Hey

It’s one am, I have my coffee

It’s Monday, Ima work on my business.  I’m having payment method issues.  I’m so chomping to publish that campaign, that it’s driving me nuts.

I have confidence that my reality w improve; Idk why.  I love J’s commandments, they have done so much for me.

My neck is burning, bc of the nicotinic acid I took.

Earlier Today

I’m down Ferry Meadows

I was thinking about this time when I was a kid. I was angry. My dad was like all offended, and said to him I’m not angry at you.

I was thinking about the ability, to recognizing, whether someone is angry at me or not. Like it would be a much better reality. I would never be asking myself, is this person angry at me; or automatically thinking it was about me, without even thinking who it was about 

Is these kind of things, that attract me to a better reality? 

Is it the judgment for the brain, that is worrying, and creating all these questions and uncertainty, shame, and bad feelings 

I mean, it’s pretty obvious that it does. If there’s a trigger anywhere, there’s probably some sort of judgment at the center in the heart of it. 

I still get triggered, though I am able to function, you know, like I go shopping, I’m able to think of all the things I need, get it done you know, just be able to do what I need to do 

I’m pretty sure that I could step into the reality where I’m doing this even less 

Back To Rn

Being able to carry on on this path of following J’s commandments, is rly all I care about.  It has actually helped me to feel content in my life, something that I w challenged w for most of my life.  It w rly w I w after the whole time that I w following them.

Something told me that they w do this for me, and they have.  I used to feel alright when I w a kid, and I felt that they w do this for me again.  I hope to just continue on that, this, path and just step into that fully.  Like I say, my triggers get smaller the whole time that I do this

I mustn’t feel that people are watching me, as they speak, waiting for some kinda sign around me responding to their speech, like internally.  That’s extreme violation, I feel, that they w be cross w me for how I feel around w they say.

That’s something that I w hope to get next from this experience, that I am more attuned to their intentions, and c tell whether this were the case.

It shocks me how dope I have to be, just to be able to get by in life, w|o getting triggered like ninety percent of the time.  Like people feel that they’a just coast through life, I feel.  I have to say that I don’t vibe w this.  I feel that a person has to be in absolute tip top mental shape to even be able to cope w every day sh.

I feel that w w I w so happy as a kid, I just had that extreme ability to function well; nothing bothered me.  It 👏 w 👏 due to health.

Is it any wonder that when people get older they feel that life gets on top of them, I feel they have lost their edge.

Getting in tip top mental shape w not my aim, I just wanted to feel young again, I hadn’t rly connected the dots.  Ima totally not pass on that tho.  Kinda scares me tho, w that make me stand out.

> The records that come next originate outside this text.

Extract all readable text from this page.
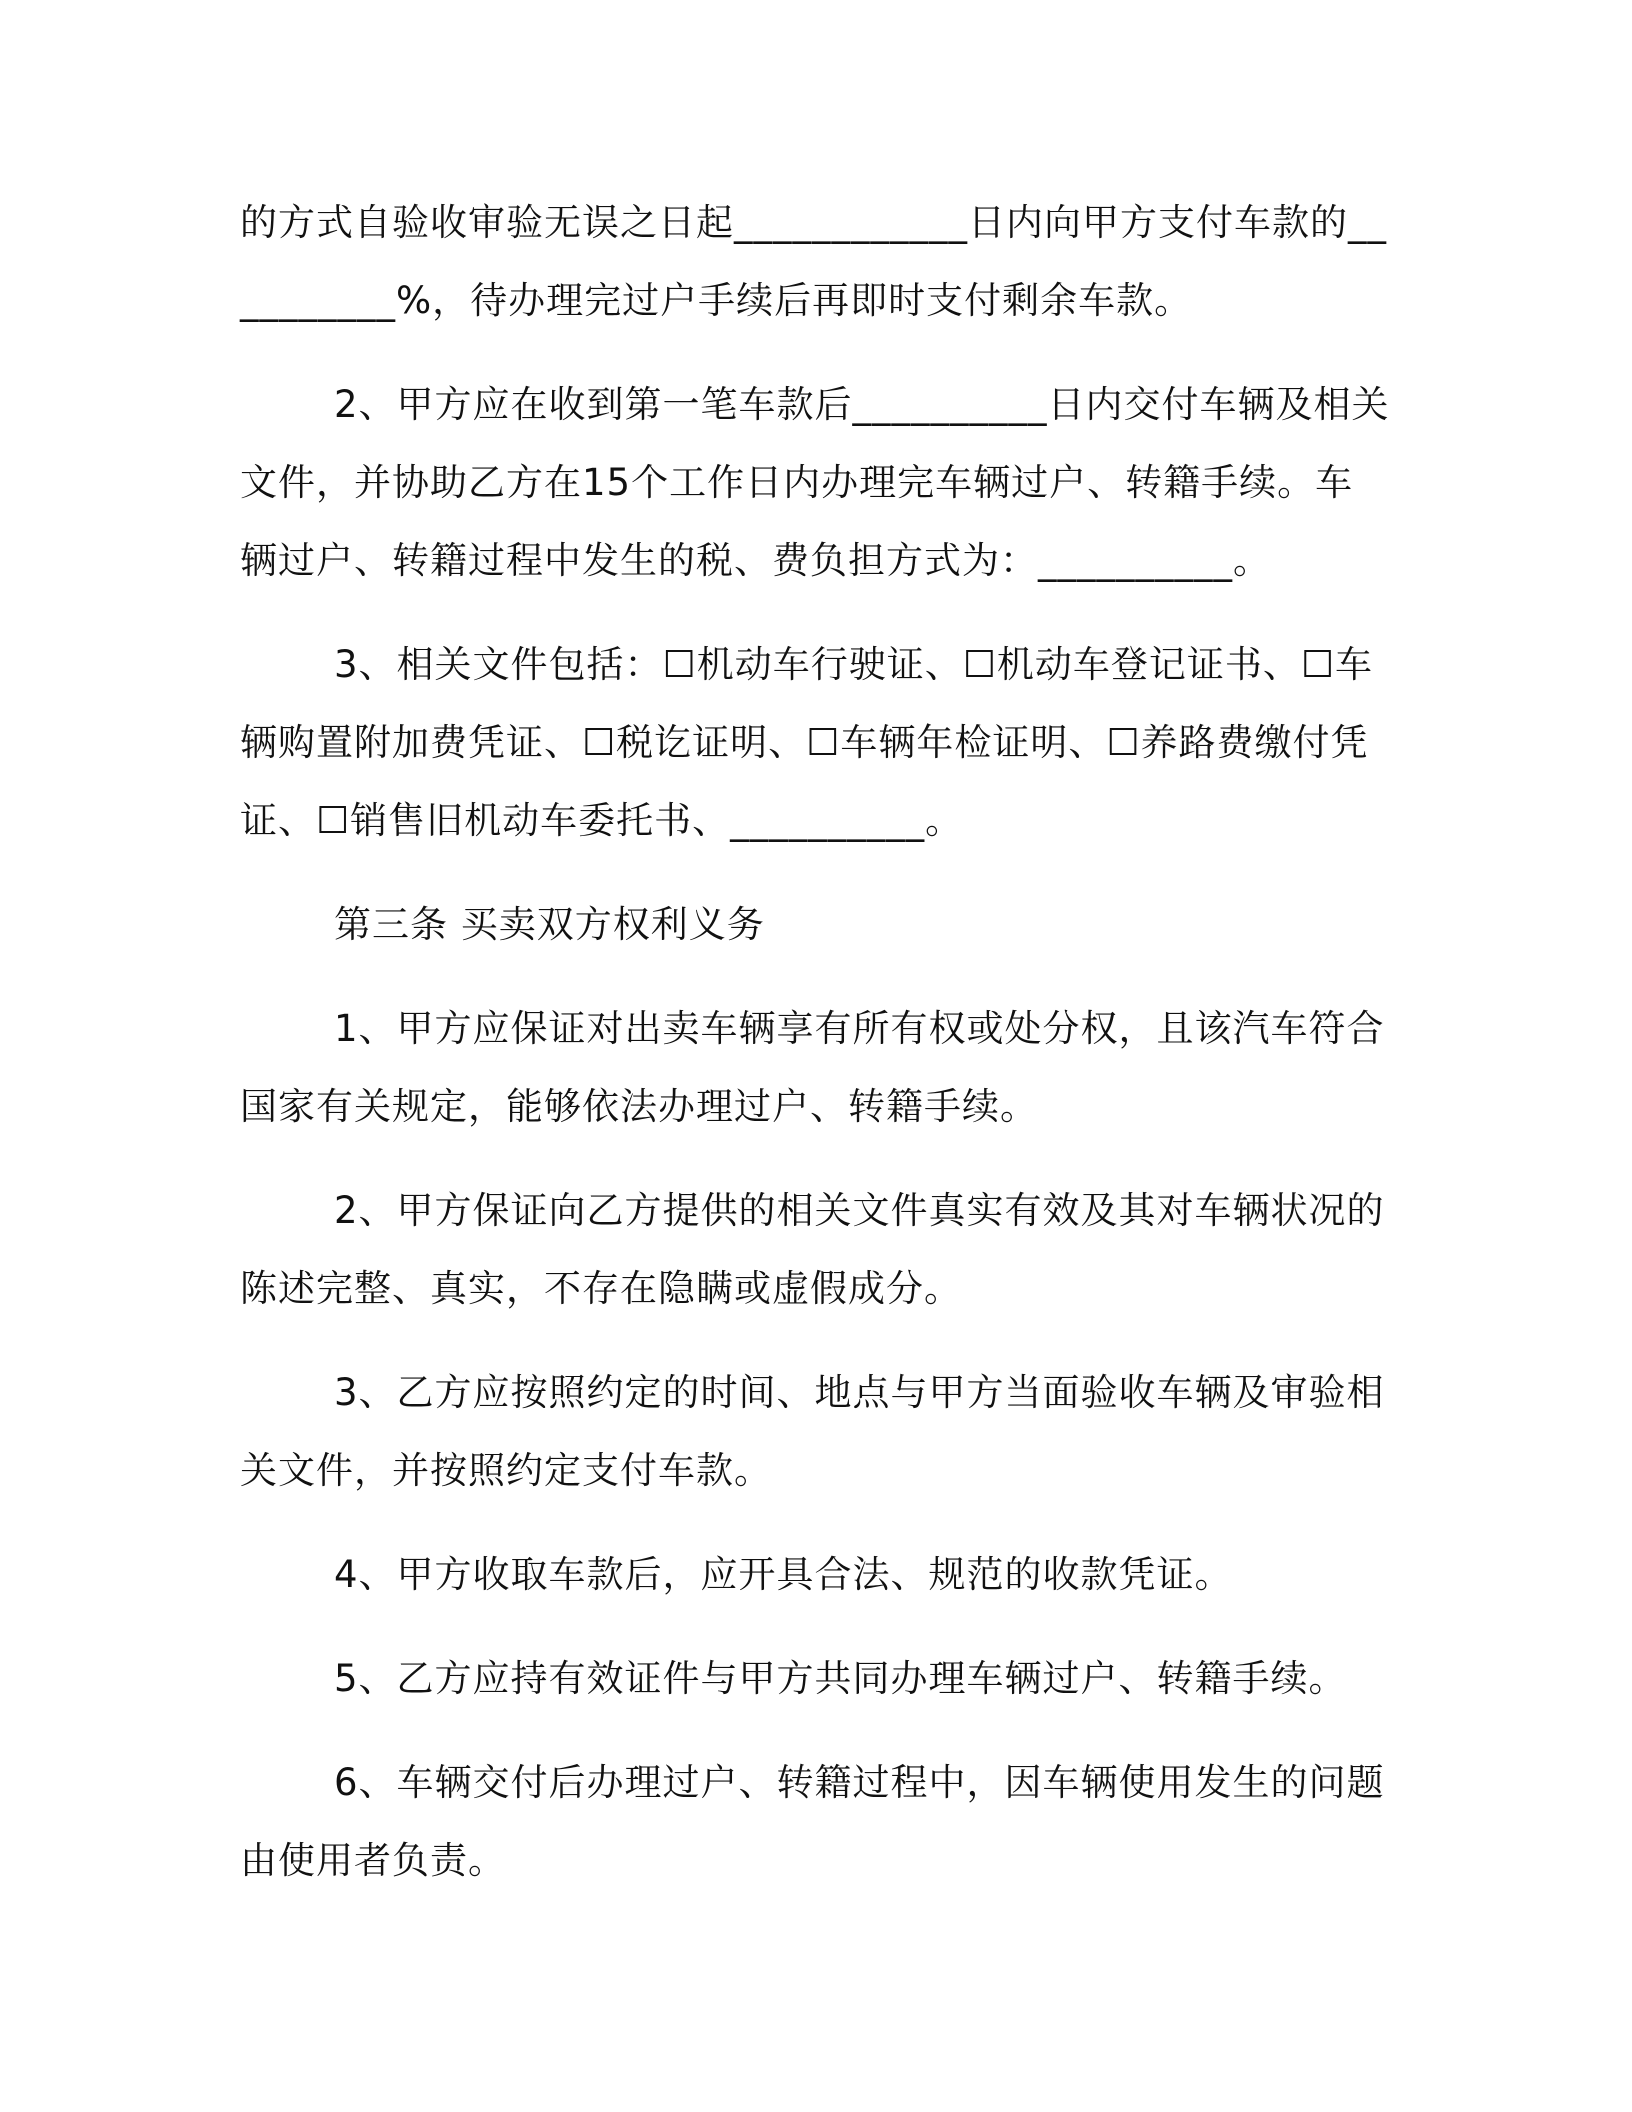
的方式自验收审验无误之日起____________日内向甲方支付车款的__________%，待办理完过户手续后再即时支付剩余车款。

2、甲方应在收到第一笔车款后__________日内交付车辆及相关文件，并协助乙方在15个工作日内办理完车辆过户、转籍手续。车辆过户、转籍过程中发生的税、费负担方式为：__________。

3、相关文件包括：☐机动车行驶证、☐机动车登记证书、☐车辆购置附加费凭证、☐税讫证明、☐车辆年检证明、☐养路费缴付凭证、☐销售旧机动车委托书、__________。

第三条 买卖双方权利义务

1、甲方应保证对出卖车辆享有所有权或处分权，且该汽车符合国家有关规定，能够依法办理过户、转籍手续。

2、甲方保证向乙方提供的相关文件真实有效及其对车辆状况的陈述完整、真实，不存在隐瞒或虚假成分。

3、乙方应按照约定的时间、地点与甲方当面验收车辆及审验相关文件，并按照约定支付车款。

4、甲方收取车款后，应开具合法、规范的收款凭证。

5、乙方应持有效证件与甲方共同办理车辆过户、转籍手续。

6、车辆交付后办理过户、转籍过程中，因车辆使用发生的问题由使用者负责。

F it zhè it’s already making me stand out, got hella people flirting w me.  It comes to mind that a n’a gotta be who they wanna attract.  I w prefer if they w leave me alone.

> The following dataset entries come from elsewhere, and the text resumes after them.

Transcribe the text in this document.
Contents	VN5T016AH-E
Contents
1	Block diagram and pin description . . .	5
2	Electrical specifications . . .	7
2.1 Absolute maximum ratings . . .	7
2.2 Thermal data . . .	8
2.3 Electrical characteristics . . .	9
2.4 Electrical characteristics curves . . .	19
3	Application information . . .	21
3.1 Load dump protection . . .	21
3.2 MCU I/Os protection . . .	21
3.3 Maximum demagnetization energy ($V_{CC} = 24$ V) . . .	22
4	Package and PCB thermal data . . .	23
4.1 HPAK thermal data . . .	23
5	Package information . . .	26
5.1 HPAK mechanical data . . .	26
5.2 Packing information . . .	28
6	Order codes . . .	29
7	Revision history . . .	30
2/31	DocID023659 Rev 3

It’s all about the external, no one thinks to change themselves inside to get w they want.  They look out into the world and say I want this, I want her, and never focus on being the person they wanna be being the highest prize, I feel.  It flabbergasts me that people don’t look w|i.

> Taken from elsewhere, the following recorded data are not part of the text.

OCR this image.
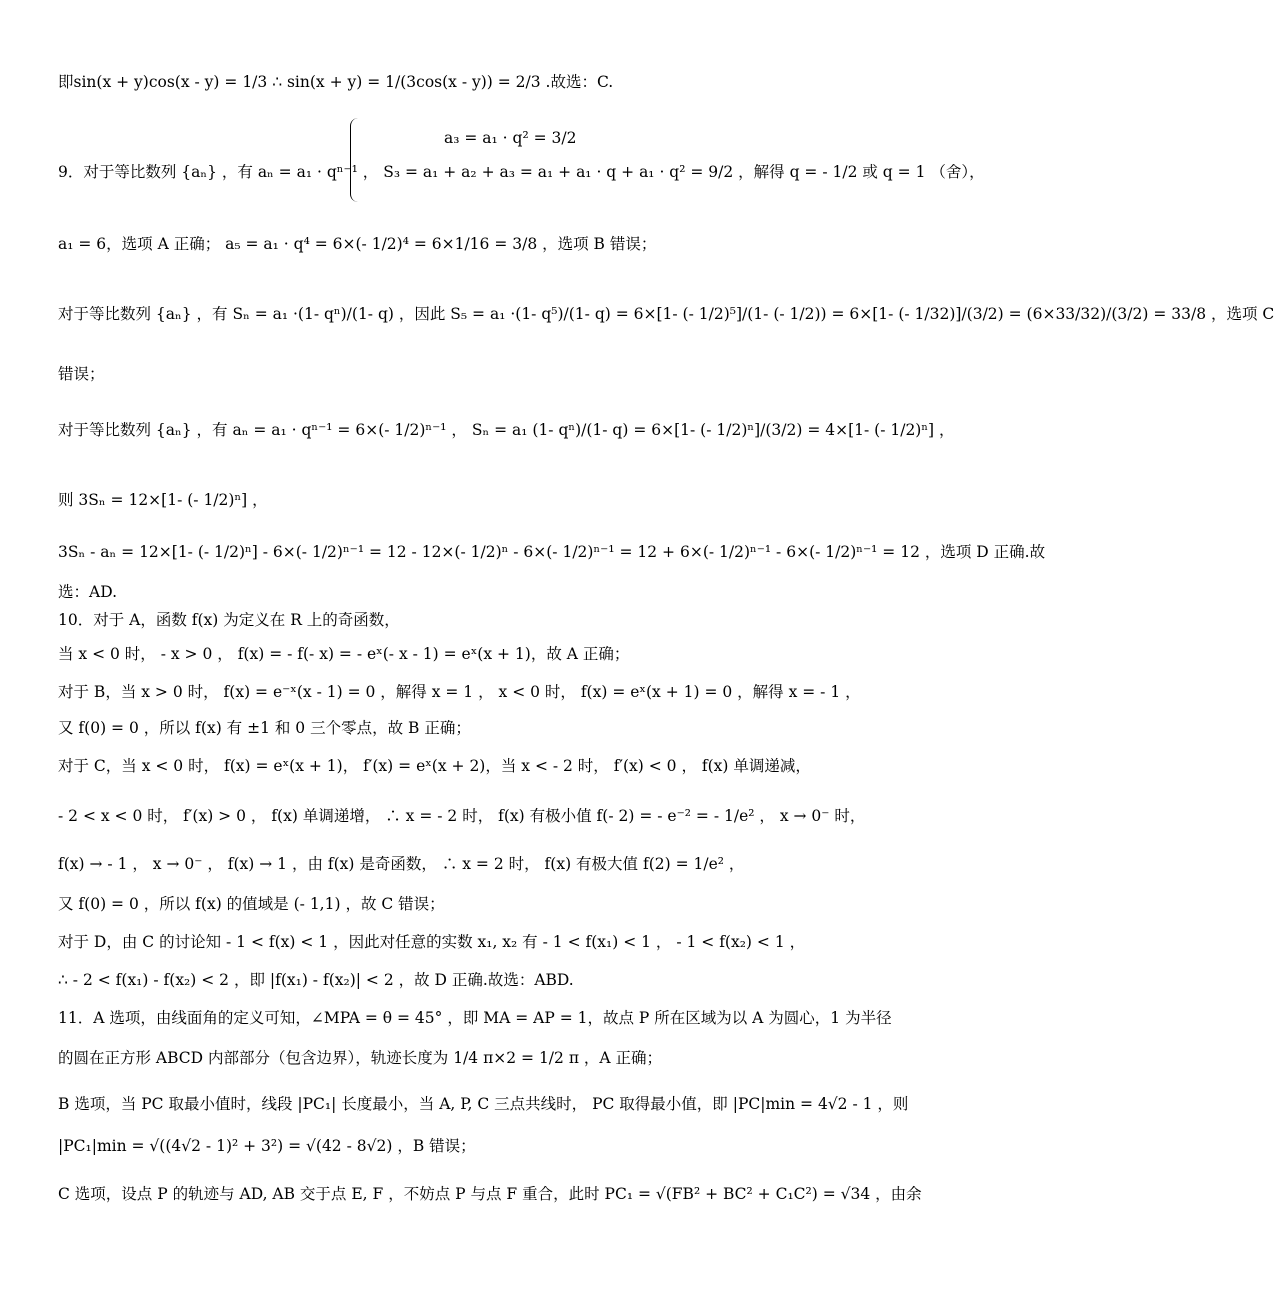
即sin(x + y)cos(x - y) = 1/3 ∴ sin(x + y) = 1/(3cos(x - y)) = 2/3 .故选：C.
a₃ = a₁ · q² = 3/2
9．对于等比数列 {aₙ} ，有 aₙ = a₁ · qⁿ⁻¹ ， S₃ = a₁ + a₂ + a₃ = a₁ + a₁ · q + a₁ · q² = 9/2 ，解得 q = - 1/2 或 q = 1 （舍），
a₁ = 6，选项 A 正确； a₅ = a₁ · q⁴ = 6×(- 1/2)⁴ = 6×1/16 = 3/8 ，选项 B 错误；
对于等比数列 {aₙ} ，有 Sₙ = a₁ ·(1- qⁿ)/(1- q) ，因此 S₅ = a₁ ·(1- q⁵)/(1- q) = 6×[1- (- 1/2)⁵]/(1- (- 1/2)) = 6×[1- (- 1/32)]/(3/2) = (6×33/32)/(3/2) = 33/8 ，选项 C
错误；
对于等比数列 {aₙ} ，有 aₙ = a₁ · qⁿ⁻¹ = 6×(- 1/2)ⁿ⁻¹ ， Sₙ = a₁ (1- qⁿ)/(1- q) = 6×[1- (- 1/2)ⁿ]/(3/2) = 4×[1- (- 1/2)ⁿ] ，
则 3Sₙ = 12×[1- (- 1/2)ⁿ] ，
3Sₙ - aₙ = 12×[1- (- 1/2)ⁿ] - 6×(- 1/2)ⁿ⁻¹ = 12 - 12×(- 1/2)ⁿ - 6×(- 1/2)ⁿ⁻¹ = 12 + 6×(- 1/2)ⁿ⁻¹ - 6×(- 1/2)ⁿ⁻¹ = 12 ，选项 D 正确.故
选：AD.
10．对于 A，函数 f(x) 为定义在 R 上的奇函数，
当 x < 0 时， - x > 0 ， f(x) = - f(- x) = - eˣ(- x - 1) = eˣ(x + 1)，故 A 正确；
对于 B，当 x > 0 时， f(x) = e⁻ˣ(x - 1) = 0 ，解得 x = 1 ， x < 0 时， f(x) = eˣ(x + 1) = 0 ，解得 x = - 1 ，
又 f(0) = 0 ，所以 f(x) 有 ±1 和 0 三个零点，故 B 正确；
对于 C，当 x < 0 时， f(x) = eˣ(x + 1)， f′(x) = eˣ(x + 2)，当 x < - 2 时， f′(x) < 0 ， f(x) 单调递减，
- 2 < x < 0 时， f′(x) > 0 ， f(x) 单调递增， ∴ x = - 2 时， f(x) 有极小值 f(- 2) = - e⁻² = - 1/e² ， x → 0⁻ 时，
f(x) → - 1 ， x → 0⁻ ， f(x) → 1 ，由 f(x) 是奇函数， ∴ x = 2 时， f(x) 有极大值 f(2) = 1/e² ，
又 f(0) = 0 ，所以 f(x) 的值域是 (- 1,1) ，故 C 错误；
对于 D，由 C 的讨论知 - 1 < f(x) < 1 ，因此对任意的实数 x₁, x₂ 有 - 1 < f(x₁) < 1 ， - 1 < f(x₂) < 1 ，
∴ - 2 < f(x₁) - f(x₂) < 2 ，即 |f(x₁) - f(x₂)| < 2 ，故 D 正确.故选：ABD.
11．A 选项，由线面角的定义可知，∠MPA = θ = 45° ，即 MA = AP = 1，故点 P 所在区域为以 A 为圆心，1 为半径
的圆在正方形 ABCD 内部部分（包含边界），轨迹长度为 1/4 π×2 = 1/2 π ，A 正确；
B 选项，当 PC 取最小值时，线段 |PC₁| 长度最小，当 A, P, C 三点共线时， PC 取得最小值，即 |PC|min = 4√2 - 1 ，则
|PC₁|min = √((4√2 - 1)² + 3²) = √(42 - 8√2) ，B 错误；
C 选项，设点 P 的轨迹与 AD, AB 交于点 E, F ，不妨点 P 与点 F 重合，此时 PC₁ = √(FB² + BC² + C₁C²) = √34 ，由余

It’s like Seal, only some people want to fly, isn’t that crazy; and yet we all crumble w age anyway, I feel.

And yet the material, w point is there to it, none.

I yelled at someone the other day, that scared me.  For about a week now, I have been concentrating on the parable of the wicked servant.  Luckily he w miles away and probably never heard me.  I car soaked me driving past and there w no need for it.

I feel it’s just about letting people hurt me, as they do, I feel, day in day out, a little.  That kinda w me unleashing my feeling that people just are evil, all focussed on this one person.  I suppose it’s just me judging myself, Ima stop.

Kinda makes me wonder, if I function so well, why do I have schizophrenia.  Maybe it’s just how evil this medication is is that, that’s how it affects me when I come off it, I feel.

I w told that all, give or take, who are in the hospital are there bc of drugs.

Tbh, having full on awareness at my age scares the f out of me.  I suppose it might help to realize that it w connect me to people, and not separate them from me.

This last month has been a process of feeling closer to people, if not just bc of slowing my pace when walking past them, and just feeling some kinda connection, respect or whatever the f; we are both human and dwelling in that for a brief moment.

It’s nice to feel that people are human.  That’s w this whole journey is about, seeing the world as I used to see it, and that starts w the people in it.  That’s w no judgement is for, to cease to brand people this way or that, coloring how I see them, creating this fog that stops me from seeing them, the real them.

They are beginning to shine through, and w I see just makes me feel good, and at the same time, they seem evil, it’s a rl paradox.

Tbh, does evil just mean someone that’s gonna die, Idk.